Various people can be heard screaming “stop lying”, “tell the truth” and “you suck” while making rude gestures at the camera.
Acosta tweeted the video, adding: “Just a sample of the sad scene we faced at the Trump rally in Tampa.
“I’m very worried that the hostility whipped up by Trump and some in conservative media will result in somebody getting hurt.”
He continued: “We should not treat our fellow Americans this way. The press is not the enemy.”
Other footage of the event was shared by Trump’s son, Eric, who chose to add the hastag #Truth. It was later retweeted by the President himself.
The clip prompted criticism from many who viewed it, including former White House communications director, Anthony Scaramucci.
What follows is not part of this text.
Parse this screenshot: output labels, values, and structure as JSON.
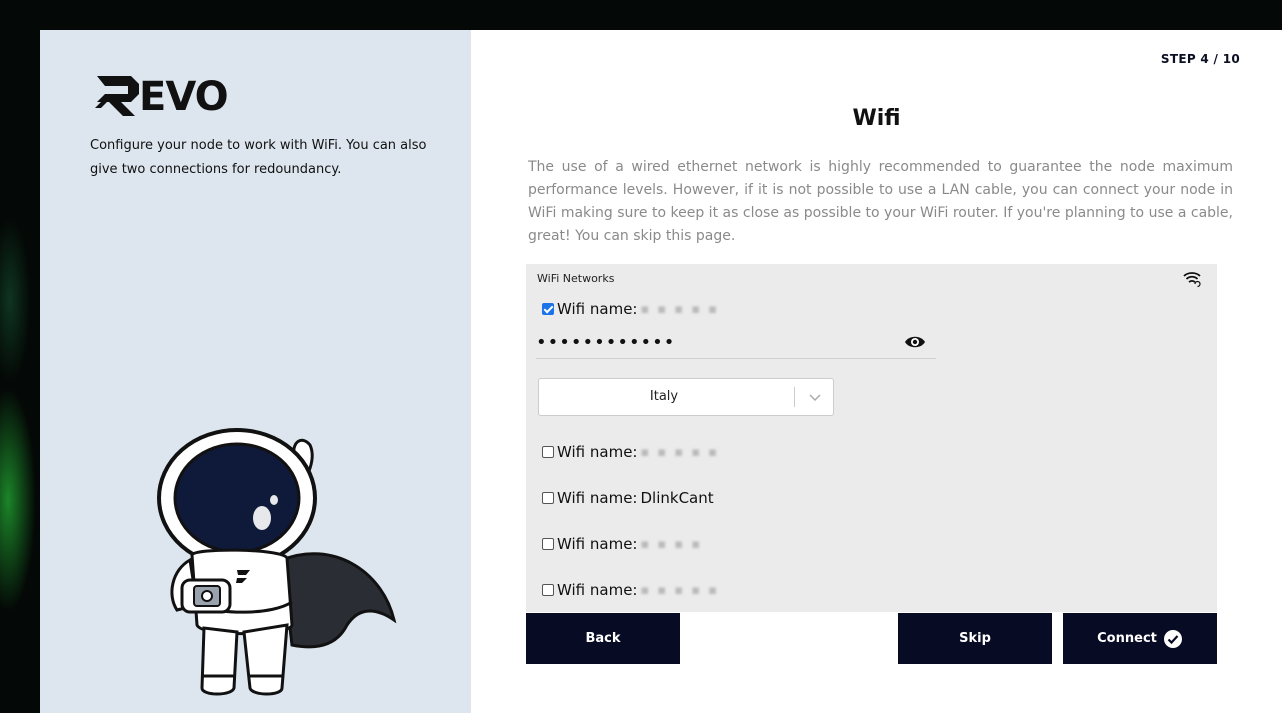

Trump’s rhetoric towards the press has become increasingly belligerent since he took office. At a rally in Kansas last week, the President told the crowd not to “believe the crap you see from these people, the fake news”.
He added: “Just remember, what you are seeing and what you are reading is not what’s happening.”
Earlier this week the publisher of The New York Times, AG Sulzberger, was forced to issue a statement after Trump tweeted about an off-the-record meeting between the two.
He said: “My main purpose for accepting the meeting was to raise concerns about the president’s deeply troubling anti-press rhetoric.
“I told the president directly that I thought that his language was not just divisive but increasingly dangerous.”
“I told him that although the phrase ‘fake news’ is untrue and harmful, I am far more concerned about his labeling journalists ‘the enemy of the people’,” Sulzberger added.
“I warned that this inflammatory language is contributing to a rise in threats against journalists and will lead to violence.”
Both Trump and his supporters appear happy to ignore the well-documented fact he has lied over 3,200 times since taking office.
The rally speech in Tampa on Tuesday contained many elements that have become commonplace at his political events. Several hecklers were ejected, while Trump attacked public opinion polls, except one that said he was popular among Republicans.
The President, in Florida to campaign for Republican governor Rick Scott’s bid for a US Senate seat and US representative Ron DeSantis’ campaign for governor, also said he could tame his raucous presidential style if he wanted.
“I can be more presidential than any president in history except for maybe Abe Lincoln with the big hat,” Trump said. “I admit it, Abe Lincoln is tough.”